柚と臣は、寮の庭に面したベンチに座って俯いていた。


奏「…どないしたん?風、冷たくなってきたで…」


奏は、温かいココアを柚と臣に渡すと、隣りのベンチに座った。


柚「奏…」


臣「ありがとぅ…」

マグカップからは、白い湯気が立ち上る。


口元へ寄せると、甘い薫りが鼻を擽る。

奏「今日は、鈴華ちゃんと遊ばへんの?」


臣「お友達と、買い物やって。会われへんと、淋しいわ…」

柚「俺ら、鈴華ちゃんの事、ごっつ好きやねん…何か、切ないわ…」


奏「私、2人に聞きたい事あんねん。

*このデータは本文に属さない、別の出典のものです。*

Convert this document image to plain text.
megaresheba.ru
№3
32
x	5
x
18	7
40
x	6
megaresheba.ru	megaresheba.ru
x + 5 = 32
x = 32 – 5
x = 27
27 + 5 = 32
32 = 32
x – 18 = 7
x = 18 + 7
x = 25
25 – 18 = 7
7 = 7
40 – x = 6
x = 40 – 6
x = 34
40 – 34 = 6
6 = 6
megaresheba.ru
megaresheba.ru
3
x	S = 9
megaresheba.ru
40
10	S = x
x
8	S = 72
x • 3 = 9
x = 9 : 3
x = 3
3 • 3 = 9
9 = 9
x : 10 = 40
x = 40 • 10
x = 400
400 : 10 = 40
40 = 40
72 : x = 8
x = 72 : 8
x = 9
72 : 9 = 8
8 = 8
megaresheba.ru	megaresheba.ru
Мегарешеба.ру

聞いてもえぇ?」


2人は、無言で頷いた。


奏「どっちかが振られたら…?」


柚「何やねん、突然…」


奏「やって、どっちかと付き合うたら、どっちかが振られる訳やん。」


臣「縁起でもない事、言いなやー。」


奏「彼女出来たら、今までみたいに、2人一緒には居られんくなるやん。羨ましいねん、2人見てると…」


奏は、羨ましかった。ウザい位に仲の良い2人が。

彼女が出来て、一緒に居ない2人を見るのが、無償に淋しく思え、涙を浮かべた。


臣「変わらへんで、何も…彼女が出来ても、俺らは俺らや。」


柚「せやねん。選ぶのは彼女やねん。鈴華ちゃんが、俺を選んでも臣を選んでも、なぁんも変わらん。」


臣「俺らは、ふっっっかぁぁぁいところで、繋がっとんねん。なぁ、柚よ。」


柚「なぁ、臣よ。俺らは、変わらへん。もちろん、昂や綾や大貴や平良や佳康や隆太も、変わらへんで。奏だってな。」

奏「私も…?」


臣「お前も、俺らの繋がりやで。ありがとぅ…心配してくれてたんやな…」


2人の笑顔が、涙で霞む。

優しく頭を撫でてくれる。

涙の向こうに見える、夕日に照らされた2人の姿は、目が眩む位に綺麗だった。